One thing I often hear is that scientists (specifically plant scientists) are disconnected from the reality on the ground. That is to say, that many plant scientists haven't been to farms and seen crop production first hand. Having had these experiences myself, I can speak to the fact that they are incredibly beneficial. My time at the University of Arizona allowed me to study a diversity of plant related subjects, one of which was crop science. This allowed me to get a feel for the farmer mindset, and try to understand some of the challenges that they face and the factors shaping their decisions. It's too easy to design projects for crop enhancement without actually taking into account the elements of selection on the farmers part - and clearly developing better crops is only a worthwhile endeavor if farmers will benefit from growing them.
A ripe pecan ready for harvest, but with these delicious nuts scatted across a large tree, an elegant solution for harvesting is needed (see below). One consideration with any perennial crop is picking the right genetics for the region. Pecan trees are long lived and can remain in production for decades, even hundreds of years, so farmers must carefully consider which varieties to plant.
This pecan orchard in Green Valley, Arizona uses an army of harvesters to shake pecans loose, with row sweepers that come to collect fallen nuts. In the United States most farms are highly mechanized, but few stop to think about how farmers are able to afford expensive machines. Acreage, crop type, and finances dictate the machinery used on a farm, but often the costs of new machinery is too prohibitive and farmers may be forced to take out loans, rent, or join a co-op. Furthermore, machinery is often crop-specific and thus switching crops may require the purchase of new equipment.

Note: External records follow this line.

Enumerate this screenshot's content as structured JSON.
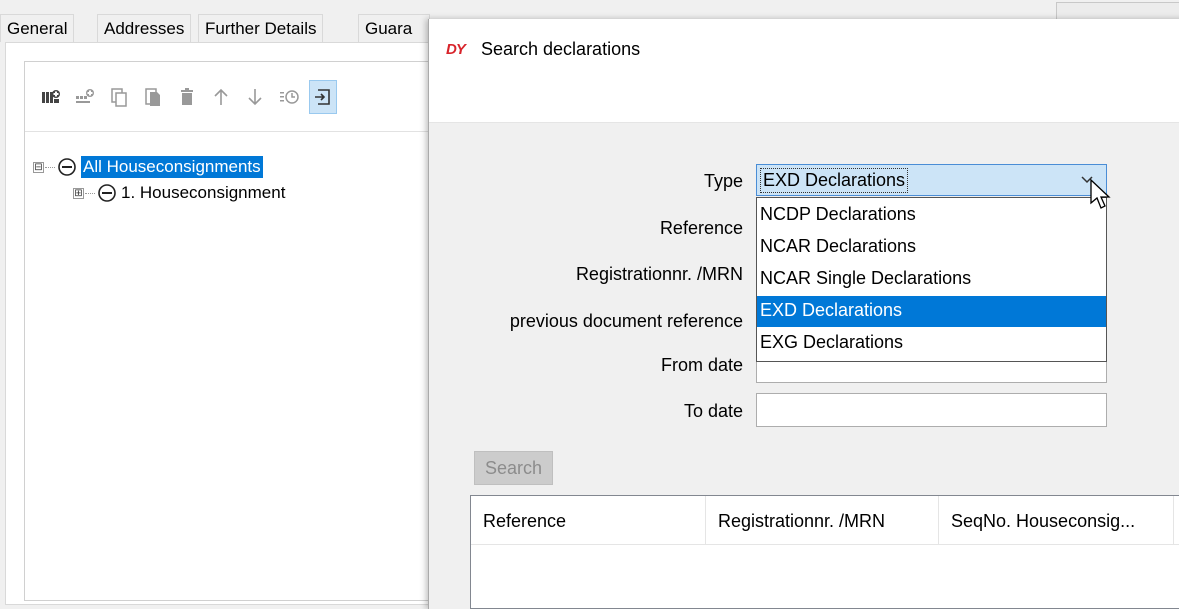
{
  "tabs": [
    {
      "label": "General"
    },
    {
      "label": "Addresses"
    },
    {
      "label": "Further Details"
    },
    {
      "label": "Guara"
    }
  ],
  "toolbar": {
    "buttons": [
      {
        "icon": "add-consignment-icon"
      },
      {
        "icon": "add-item-icon"
      },
      {
        "icon": "copy-icon"
      },
      {
        "icon": "paste-icon"
      },
      {
        "icon": "delete-icon"
      },
      {
        "icon": "arrow-up-icon"
      },
      {
        "icon": "arrow-down-icon"
      },
      {
        "icon": "history-icon"
      },
      {
        "icon": "import-icon"
      }
    ]
  },
  "tree": {
    "root": {
      "label": "All Houseconsignments",
      "expander": "⊟"
    },
    "child": {
      "label": "1. Houseconsignment",
      "expander": "⊞"
    }
  },
  "dialog": {
    "logo": "DY",
    "title": "Search declarations",
    "labels": {
      "type": "Type",
      "reference": "Reference",
      "registration": "Registrationnr. /MRN",
      "previous_reference": "previous document reference",
      "from_date": "From date",
      "to_date": "To date"
    },
    "type_select": {
      "selected": "EXD Declarations",
      "options": [
        "NCDP Declarations",
        "NCAR Declarations",
        "NCAR Single Declarations",
        "EXD Declarations",
        "EXG Declarations"
      ],
      "highlighted_index": 3
    },
    "inputs": {
      "reference": "",
      "registration": "",
      "previous_reference": "",
      "from_date": "",
      "to_date": ""
    },
    "search_button": "Search",
    "grid": {
      "columns": [
        "Reference",
        "Registrationnr. /MRN",
        "SeqNo. Houseconsig..."
      ]
    }
  }
}
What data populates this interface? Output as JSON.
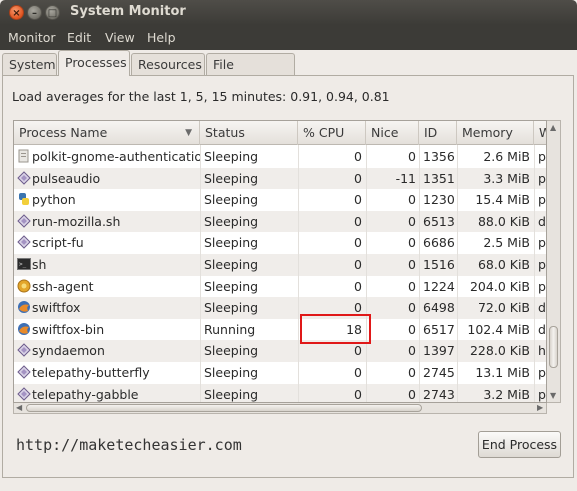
{
  "window": {
    "title": "System Monitor"
  },
  "menu": [
    "Monitor",
    "Edit",
    "View",
    "Help"
  ],
  "tabs": [
    "System",
    "Processes",
    "Resources",
    "File Systems"
  ],
  "active_tab": "Processes",
  "load_averages": "Load averages for the last 1, 5, 15 minutes: 0.91, 0.94, 0.81",
  "columns": [
    "Process Name",
    "Status",
    "% CPU",
    "Nice",
    "ID",
    "Memory",
    "W"
  ],
  "processes": [
    {
      "name": "polkit-gnome-authenticatio",
      "status": "Sleeping",
      "cpu": "0",
      "nice": "0",
      "id": "1356",
      "memory": "2.6 MiB",
      "extra": "p",
      "icon": "generic-process-icon"
    },
    {
      "name": "pulseaudio",
      "status": "Sleeping",
      "cpu": "0",
      "nice": "-11",
      "id": "1351",
      "memory": "3.3 MiB",
      "extra": "p",
      "icon": "diamond-process-icon"
    },
    {
      "name": "python",
      "status": "Sleeping",
      "cpu": "0",
      "nice": "0",
      "id": "1230",
      "memory": "15.4 MiB",
      "extra": "p",
      "icon": "python-icon"
    },
    {
      "name": "run-mozilla.sh",
      "status": "Sleeping",
      "cpu": "0",
      "nice": "0",
      "id": "6513",
      "memory": "88.0 KiB",
      "extra": "d",
      "icon": "diamond-process-icon"
    },
    {
      "name": "script-fu",
      "status": "Sleeping",
      "cpu": "0",
      "nice": "0",
      "id": "6686",
      "memory": "2.5 MiB",
      "extra": "p",
      "icon": "diamond-process-icon"
    },
    {
      "name": "sh",
      "status": "Sleeping",
      "cpu": "0",
      "nice": "0",
      "id": "1516",
      "memory": "68.0 KiB",
      "extra": "p",
      "icon": "terminal-icon"
    },
    {
      "name": "ssh-agent",
      "status": "Sleeping",
      "cpu": "0",
      "nice": "0",
      "id": "1224",
      "memory": "204.0 KiB",
      "extra": "p",
      "icon": "key-icon"
    },
    {
      "name": "swiftfox",
      "status": "Sleeping",
      "cpu": "0",
      "nice": "0",
      "id": "6498",
      "memory": "72.0 KiB",
      "extra": "d",
      "icon": "swiftfox-icon"
    },
    {
      "name": "swiftfox-bin",
      "status": "Running",
      "cpu": "18",
      "nice": "0",
      "id": "6517",
      "memory": "102.4 MiB",
      "extra": "d",
      "icon": "swiftfox-icon"
    },
    {
      "name": "syndaemon",
      "status": "Sleeping",
      "cpu": "0",
      "nice": "0",
      "id": "1397",
      "memory": "228.0 KiB",
      "extra": "h",
      "icon": "diamond-process-icon"
    },
    {
      "name": "telepathy-butterfly",
      "status": "Sleeping",
      "cpu": "0",
      "nice": "0",
      "id": "2745",
      "memory": "13.1 MiB",
      "extra": "p",
      "icon": "diamond-process-icon"
    },
    {
      "name": "telepathy-gabble",
      "status": "Sleeping",
      "cpu": "0",
      "nice": "0",
      "id": "2743",
      "memory": "3.2 MiB",
      "extra": "p",
      "icon": "diamond-process-icon"
    }
  ],
  "watermark": "http://maketecheasier.com",
  "end_process_label": "End Process"
}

An onion field in Mexicali, Mexico. Understanding agricultural practices in the United States is important, but making comparisons to other countries is invaluable. An especially stark contrast is that of the Mexicali valley on either side of the U.S. Mexico border. One major factor in this region is water rights, which dictate what may be grown in this otherwise arid valley.
The U.S. side of the valley is visibly "greener" than the Mexican side, and this can be attributed to the water rights agreements between the two nations. The valley is crucial, responsible for growing much of the winter vegetables consumed in North America.
Finally, an often overlooked aspect of agriculture for scientists is food preparation and marketing. It's not enough to develop a better crop, there must also be a market for it and infrastructure must be in place to process and ship the product. This facility in Mexico processes vegetable crops in Mexicali and distributes across North America in the winter when demand is high and local production ceases.
By visiting farms, researchers may better understand the needs of farmers and the industry and develop projects that appropriately address the mounting issues facing agriculture.